Jo Ann Alewine Durst says
Feel free to contact email@example.com for an invitation to the Alumni Web Site. Photos available on the site. Take a stroll back in time and search out photos from the years you spent on campus.
Ken Alexander says
Looking through the albums in the administrative center on campus, you can find a picture of me as a diminutive waif over in a corner of the wood shop at the school. De la Howe was home to me and I worked at the dairy – worked in the very real sense, no energy left to get into mischief, at all. My greatest childhood memories are the years at De la Howe with the finest staff and administrators and a family of brothers/sisters in the scores!
Jo Ann Alewine Durst says
John de la Howe School Alumni Association strive to raise funds for the school and its students. Our alumni believe in the mission of the school and want to give back to help the school continue it’s successful programs for the students of SC. Fundraisers and donations help us to be able fill in monetarily for certain things the state does not provide. For those students struggling with school, social and family problems, de la Howe is a wonderful place to help them learn how to cope.
Sandra Ann Turk says
I was placed hear when I was 14 years old because of behavior problems. I was lost, and don’t know how to thank the staff members who helped save me from a life of jail, drugs, or God only knows what I would have become. Now, I’m a mother of 2 and believe that John de la Howe saved my life. [ class of 1994 ]
Jane (Ledford) Kay says
The John de la Howe School was my home from 1966-1969. I thank God for this wonderful place. When I had nowhere to go, it was there for me. I didn’t want to go when I left there. I felt safe there and I learned so much about life. We’ve had so many success stories from being there. We come back from time to time for reunions, and to help and such. We love de la Howe and all it is to us. I pray that it will never close as long as it can help children.

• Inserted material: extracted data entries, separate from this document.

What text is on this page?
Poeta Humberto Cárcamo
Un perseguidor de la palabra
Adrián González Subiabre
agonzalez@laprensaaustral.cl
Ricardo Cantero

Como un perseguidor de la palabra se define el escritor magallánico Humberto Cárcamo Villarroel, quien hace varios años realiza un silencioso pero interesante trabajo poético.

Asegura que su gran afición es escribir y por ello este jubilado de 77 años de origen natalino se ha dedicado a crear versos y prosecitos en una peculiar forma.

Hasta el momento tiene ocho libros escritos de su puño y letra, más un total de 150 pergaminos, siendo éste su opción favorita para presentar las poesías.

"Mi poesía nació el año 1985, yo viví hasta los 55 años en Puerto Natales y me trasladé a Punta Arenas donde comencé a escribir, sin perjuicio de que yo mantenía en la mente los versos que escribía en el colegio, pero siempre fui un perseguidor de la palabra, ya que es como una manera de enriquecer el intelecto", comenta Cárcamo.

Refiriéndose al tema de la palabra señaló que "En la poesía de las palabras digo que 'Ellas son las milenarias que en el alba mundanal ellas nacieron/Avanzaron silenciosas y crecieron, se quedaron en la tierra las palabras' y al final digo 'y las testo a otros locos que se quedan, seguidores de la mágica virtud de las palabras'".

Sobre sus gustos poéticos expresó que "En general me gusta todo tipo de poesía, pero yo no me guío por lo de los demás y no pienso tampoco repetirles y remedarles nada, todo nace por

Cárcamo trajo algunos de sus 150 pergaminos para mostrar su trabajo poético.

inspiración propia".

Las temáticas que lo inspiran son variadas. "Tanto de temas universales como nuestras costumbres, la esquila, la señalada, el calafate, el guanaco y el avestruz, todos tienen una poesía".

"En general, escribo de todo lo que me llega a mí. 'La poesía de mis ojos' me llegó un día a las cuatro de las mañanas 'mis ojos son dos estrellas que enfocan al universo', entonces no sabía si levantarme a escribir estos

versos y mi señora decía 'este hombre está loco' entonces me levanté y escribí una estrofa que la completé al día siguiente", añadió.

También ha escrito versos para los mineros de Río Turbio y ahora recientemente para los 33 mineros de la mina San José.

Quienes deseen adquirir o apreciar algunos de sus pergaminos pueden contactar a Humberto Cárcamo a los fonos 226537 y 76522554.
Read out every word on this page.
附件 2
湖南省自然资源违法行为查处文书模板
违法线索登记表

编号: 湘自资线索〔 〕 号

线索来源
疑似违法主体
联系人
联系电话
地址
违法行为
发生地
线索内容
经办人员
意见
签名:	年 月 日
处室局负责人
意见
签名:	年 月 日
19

If there’s anyone out there that can help us, please don’t let our beloved home close. It is an amazing place. They just recently uncovered Lethe Plantation down by Long Cane Creek, the home of our benefactor John de la Howe. The trail starts at the Tomb of John de la Howe. All this school and surrounding land for miles was once owned by this wonderful man. I think the purpose for this land and the school should be as stated in his last Will and testament, and not let people do as they please with it.